Transport studies were conducted to determine whether prolonged exposure to millimolar concentrations of a specific system A substrate impacted the activity of system A in isolated apical membrane and basal membrane vesicles. Controls included determination of system ASC activity, which in part overlaps in substrate specificity with system A, and system X and y+ activities, responsible for the Na+-dependent transfer of anionic amino acids and the Na+-independent transfer of cationic amino acids, respectively, which do not overlap with system A (20). System A, ASC, X , and y+ activities were assayed in apical membrane vesicles, whereas system A and ASC activities were assayed in basal membrane vesicles. We demonstrated previously that the apical membrane preparation utilized represents primarily apical layer two of the rat hemotrichorial placenta, whereas the basal membrane preparation represents predominately basal layer three of the rat placenta. Because of the fenestrated nature of layer one of the hemotrichorial placenta, these membranes are believed to represent the first and last membrane layers encountered by substrate as it moves from the maternal to the fetal circulation and, thus, are conceptually analogous to the human microvillous and basolateral membrane (31, 36). We anticipated that the activities of systems X and y+ would be independent of the activity of system A. Transport was assessed in both apical and basal membrane vesicles, although measurements in basal membrane vesicles were limited because of tissue availability. Measurements were normalized to control for interexperiment variability. Transport attributable to systems ASC and A was not significantly different in control compared with experimental basal membrane (Fig. 3 B). Conversely, in apical membranes, whereas serine transport attributable to system ASC and arginine transport attributable to system y+ were not different between control and experimental groups, transport activity in system A was diminished by ∼40% and that in system X was diminished by >50% in experimental compared with control animals (Fig. 3 A). These data suggest that excess system A substrate in the maternal circulation results in diminished system A transport activity at the maternal fetal interface. This effect is not entirely specific, as documented by the unexpected diminution noted in apical membrane system X activity.

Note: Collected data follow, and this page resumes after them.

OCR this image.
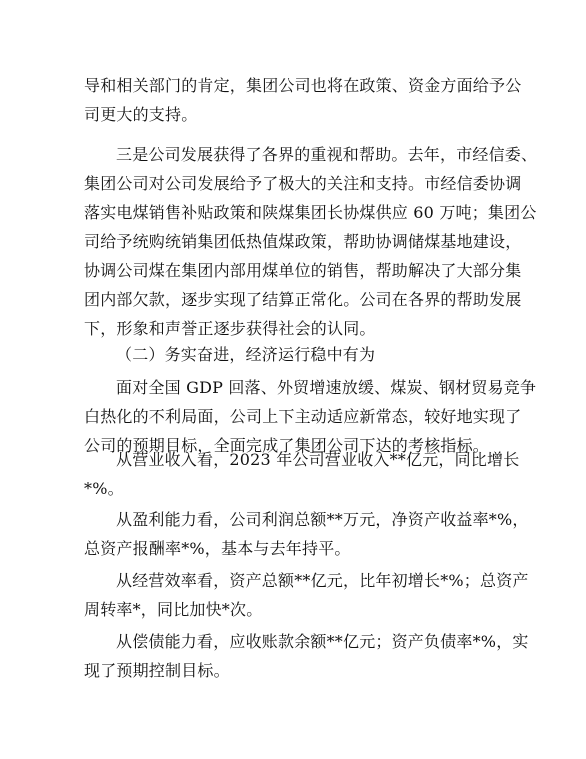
导和相关部门的肯定，集团公司也将在政策、资金方面给予公
司更大的支持。
三是公司发展获得了各界的重视和帮助。去年，市经信委、
集团公司对公司发展给予了极大的关注和支持。市经信委协调
落实电煤销售补贴政策和陕煤集团长协煤供应 60 万吨；集团公
司给予统购统销集团低热值煤政策，帮助协调储煤基地建设，
协调公司煤在集团内部用煤单位的销售，帮助解决了大部分集
团内部欠款，逐步实现了结算正常化。公司在各界的帮助发展
下，形象和声誉正逐步获得社会的认同。
（二）务实奋进，经济运行稳中有为
面对全国 GDP 回落、外贸增速放缓、煤炭、钢材贸易竞争
白热化的不利局面，公司上下主动适应新常态，较好地实现了
公司的预期目标，全面完成了集团公司下达的考核指标。
从营业收入看，2023 年公司营业收入**亿元，同比增长
*%。
从盈利能力看，公司利润总额**万元，净资产收益率*%，
总资产报酬率*%，基本与去年持平。
从经营效率看，资产总额**亿元，比年初增长*%；总资产
周转率*，同比加快*次。
从偿债能力看，应收账款余额**亿元；资产负债率*%，实
现了预期控制目标。
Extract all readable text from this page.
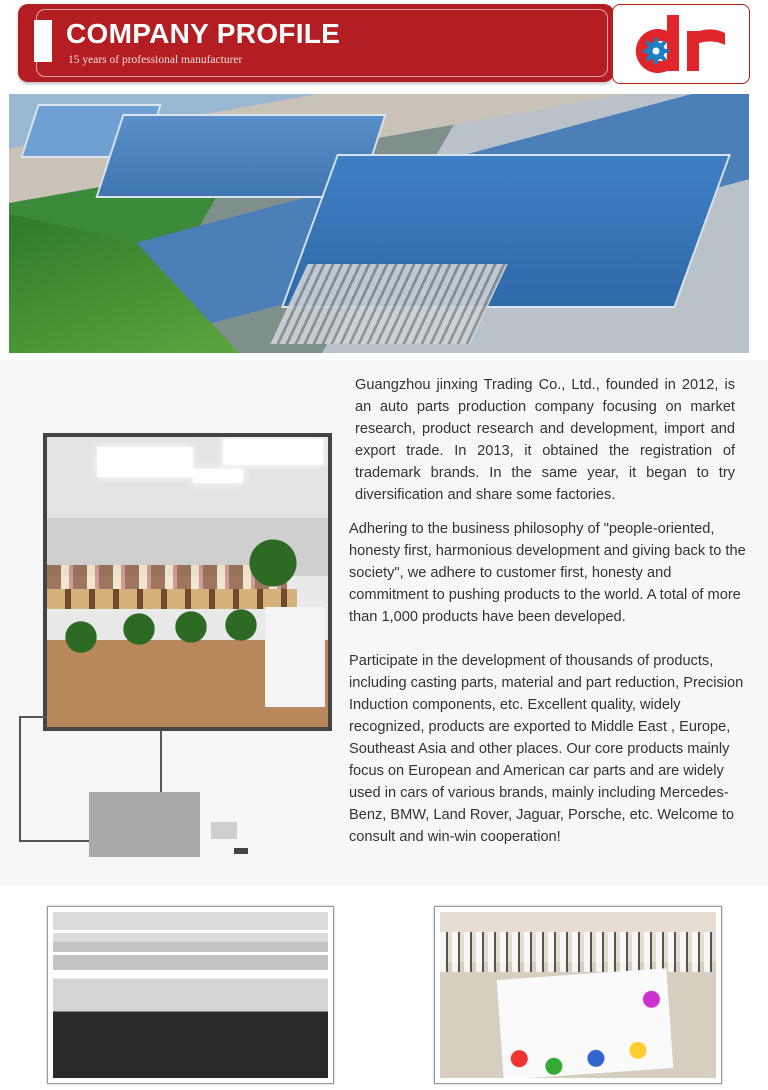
COMPANY PROFILE
15 years of professional manufacturer
Guangzhou jinxing Trading Co., Ltd., founded in 2012, is an auto parts production company focusing on market research, product research and development, import and export trade. In 2013, it obtained the registration of trademark brands. In the same year, it began to try diversification and share some factories.
Adhering to the business philosophy of "people-oriented, honesty first, harmonious development and giving back to the society", we adhere to customer first, honesty and commitment to pushing products to the world. A total of more than 1,000 products have been developed.
Participate in the development of thousands of products, including casting parts, material and part reduction, Precision Induction components, etc. Excellent quality, widely recognized, products are exported to Middle East , Europe, Southeast Asia and other places. Our core products mainly focus on European and American car parts and are widely used in cars of various brands, mainly including Mercedes-Benz, BMW, Land Rover, Jaguar, Porsche, etc. Welcome to consult and win-win cooperation!
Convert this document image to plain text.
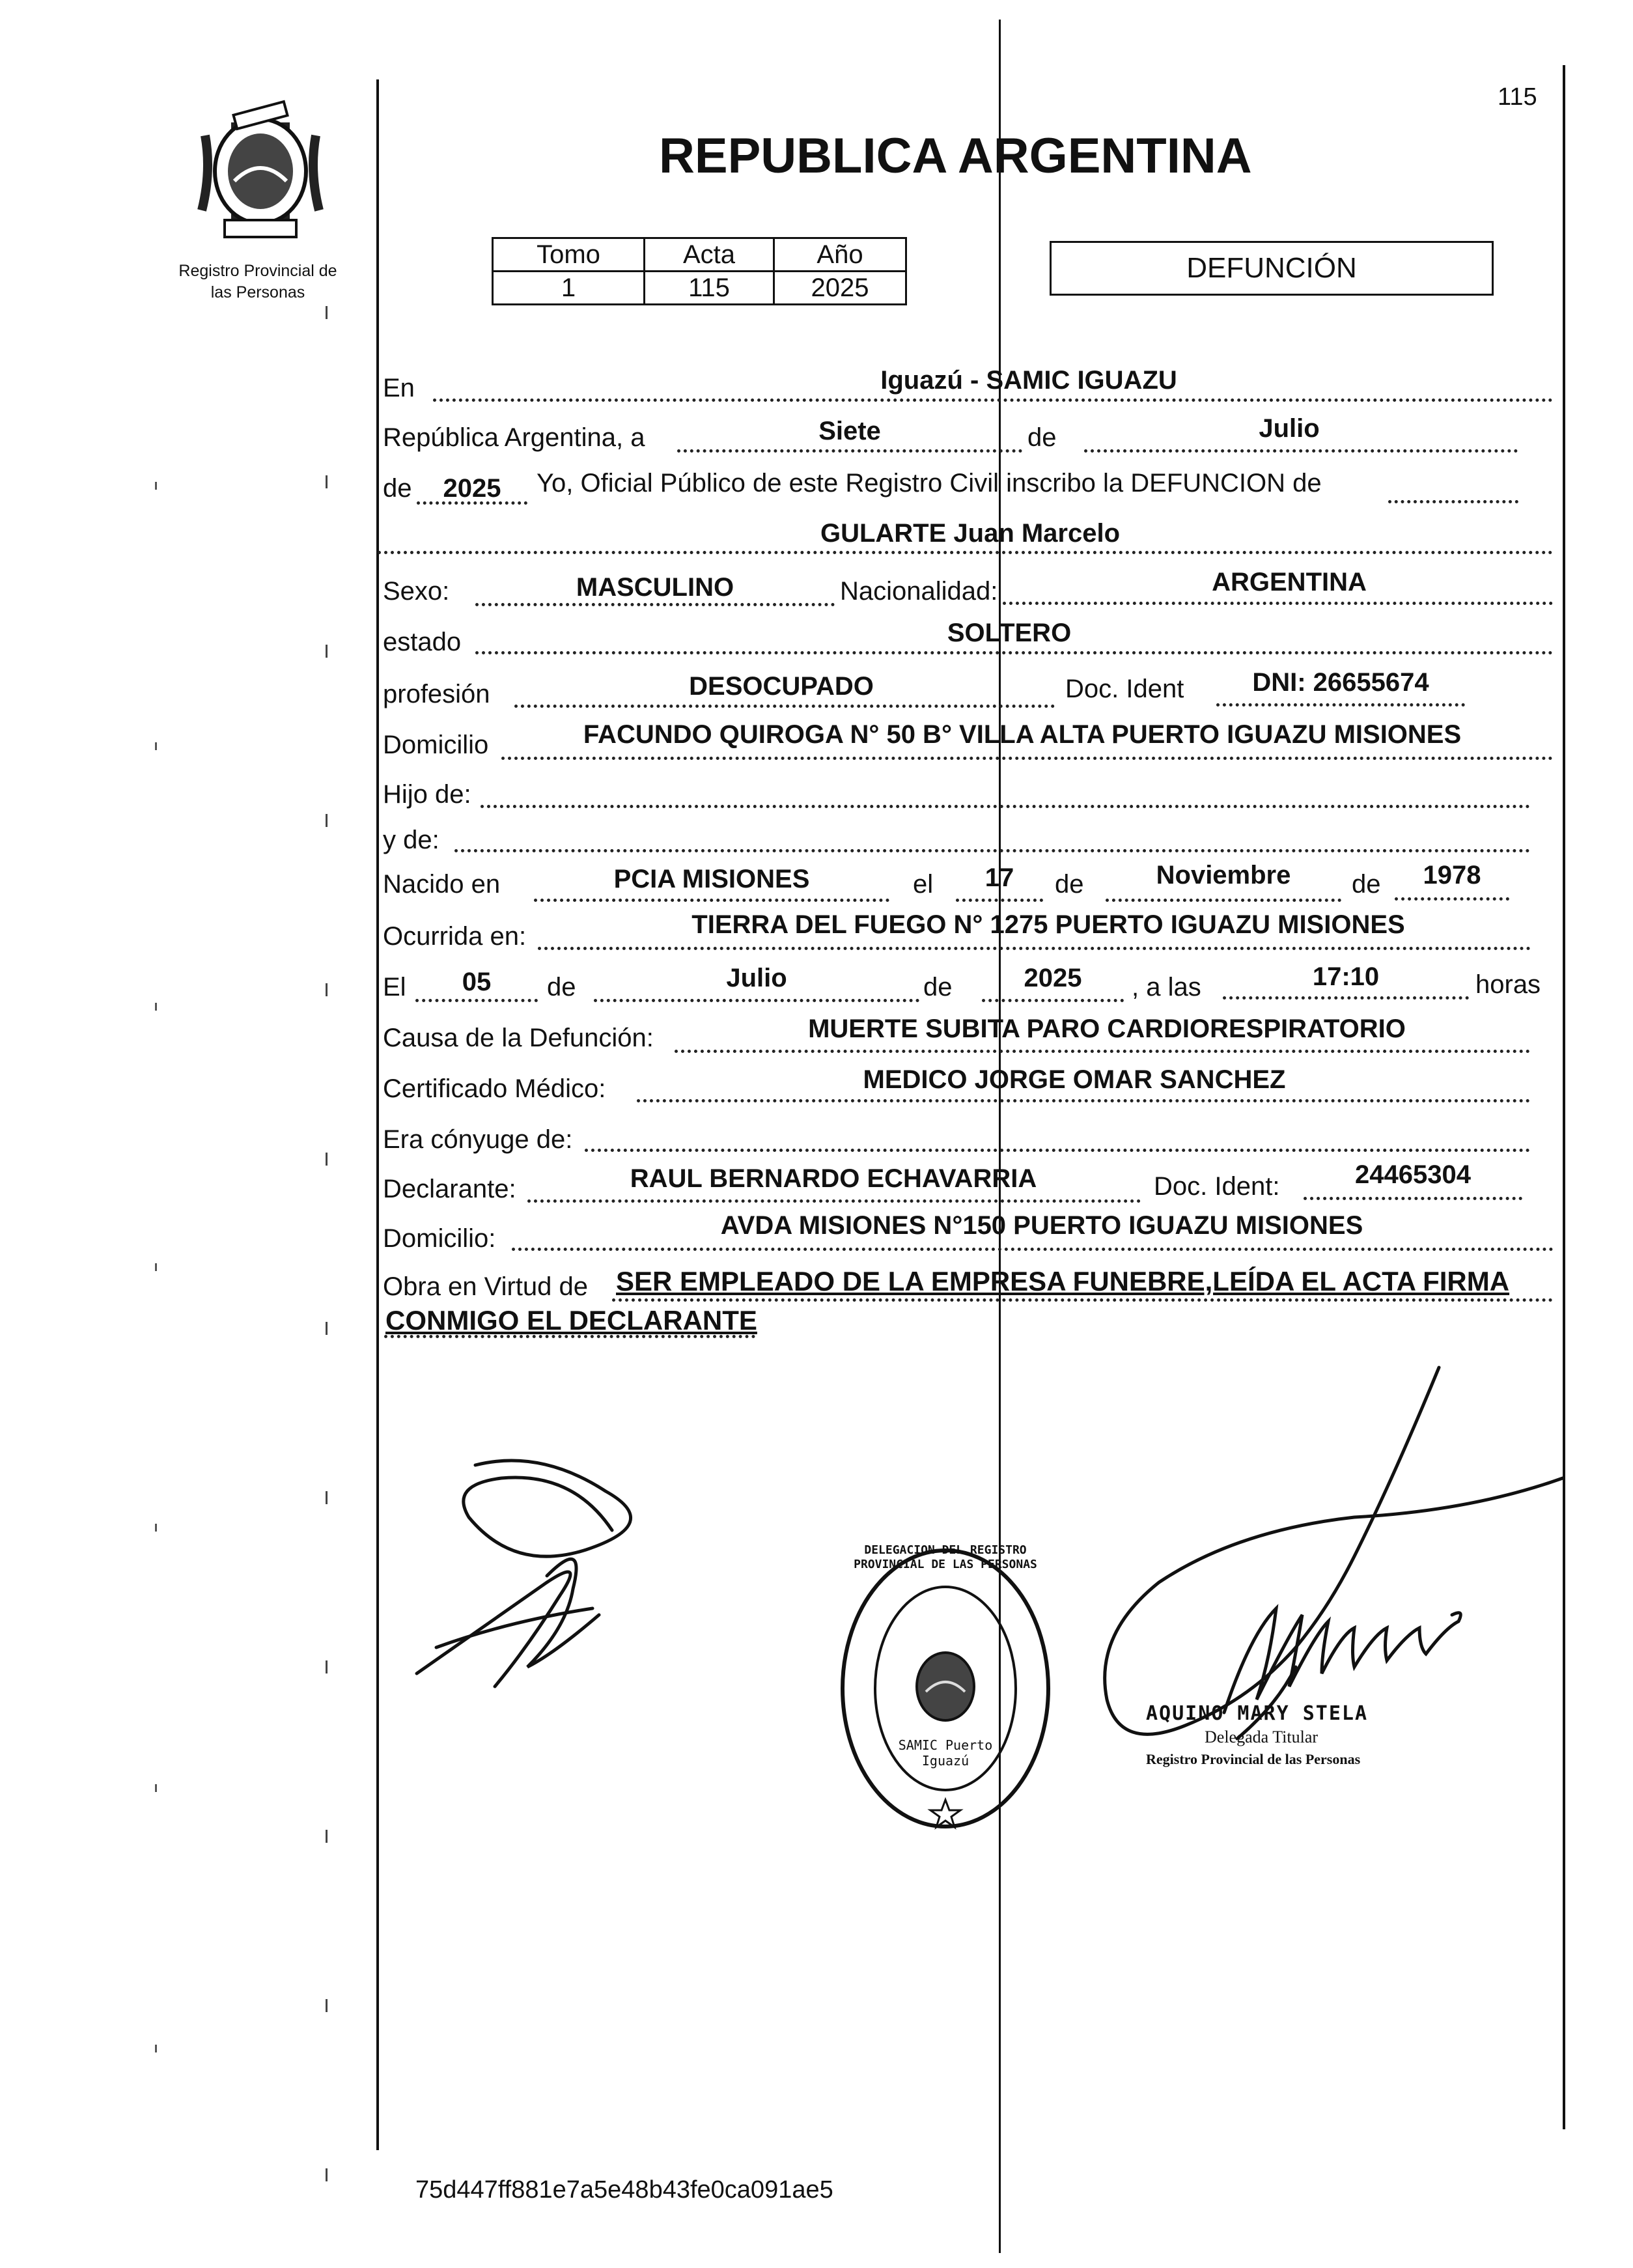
115
Registro Provincial de
las Personas
REPUBLICA ARGENTINA
Tomo	Acta	Año
1	115	2025
DEFUNCIÓN
En	Iguazú - SAMIC IGUAZU
República Argentina, a	Siete	de	Julio
de	2025	Yo, Oficial Público de este Registro Civil inscribo la DEFUNCION de
GULARTE Juan Marcelo
Sexo:	MASCULINO	Nacionalidad:	ARGENTINA
estado	SOLTERO
profesión	DESOCUPADO	Doc. Ident	DNI: 26655674
Domicilio	FACUNDO QUIROGA N° 50 B° VILLA ALTA PUERTO IGUAZU MISIONES
Hijo de:
y de:
Nacido en	PCIA MISIONES	el	17	de	Noviembre	de	1978
Ocurrida en:	TIERRA DEL FUEGO N° 1275 PUERTO IGUAZU MISIONES
El	05	de	Julio	de	2025	, a las	17:10	horas
Causa de la Defunción:	MUERTE SUBITA PARO CARDIORESPIRATORIO
Certificado Médico:	MEDICO JORGE OMAR SANCHEZ
Era cónyuge de:
Declarante:	RAUL BERNARDO ECHAVARRIA	Doc. Ident:	24465304
Domicilio:	AVDA MISIONES N°150 PUERTO IGUAZU MISIONES
Obra en Virtud de SER EMPLEADO DE LA EMPRESA FUNEBRE,LEÍDA EL ACTA FIRMA
CONMIGO EL DECLARANTE
DELEGACION DEL REGISTRO PROVINCIAL DE LAS PERSONAS
SAMIC Puerto Iguazú
AQUINO MARY STELA
Delegada Titular
Registro Provincial de las Personas
75d447ff881e7a5e48b43fe0ca091ae5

Although the lack of a suitable antibody recognizing ATA2, the protein most likely responsible for placental system A activity (42), limited our investigation of protein expression in control and experimental groups, we performed immunoblot analysis utilizing antibodies against the four glutamate transport proteins (EAAC1, GLT1, GLAST, and EAAT4), known to be present in rat placenta (33), because of the unexpected decrease in system X activity noted in Transport studies(Fig. 4). Homogenates were utilized for these analyses because of the limited supply of apical and basal membrane available to us. Each homogenate represented a pool of placentas (10–50) subsequently utilized for apical and basal membrane preparations. Densitometry was performed, and data were normalized to those from the experimental group. Relative amounts of each protein in control compared with experimental homogenates were EAAC1: 1.89 ± 0.28, n = 3; GLT1: 1.51 ± 0.59, n = 3; GLAST: 1.2 ± 0.7, n= 3; and EAAT4: 1.6 ± 0.44, n = 2. These results are concordant with the aforementioned transport data and demonstrate a generalized downregulation of glutamate transfer proteins in the experimental group.
Northern analysis was performed utilizing a cDNA coding for rat ATA2. As shown in Fig. 5, steady-state levels of ATA2 mRNA were not different between control and experimental groups (control: 0.86 ± 0.12; experimental: 0.80 ± 0.29,P > 0.05; results expressed in arbitrary densitometric units normalized to cathepsin B, ±SD).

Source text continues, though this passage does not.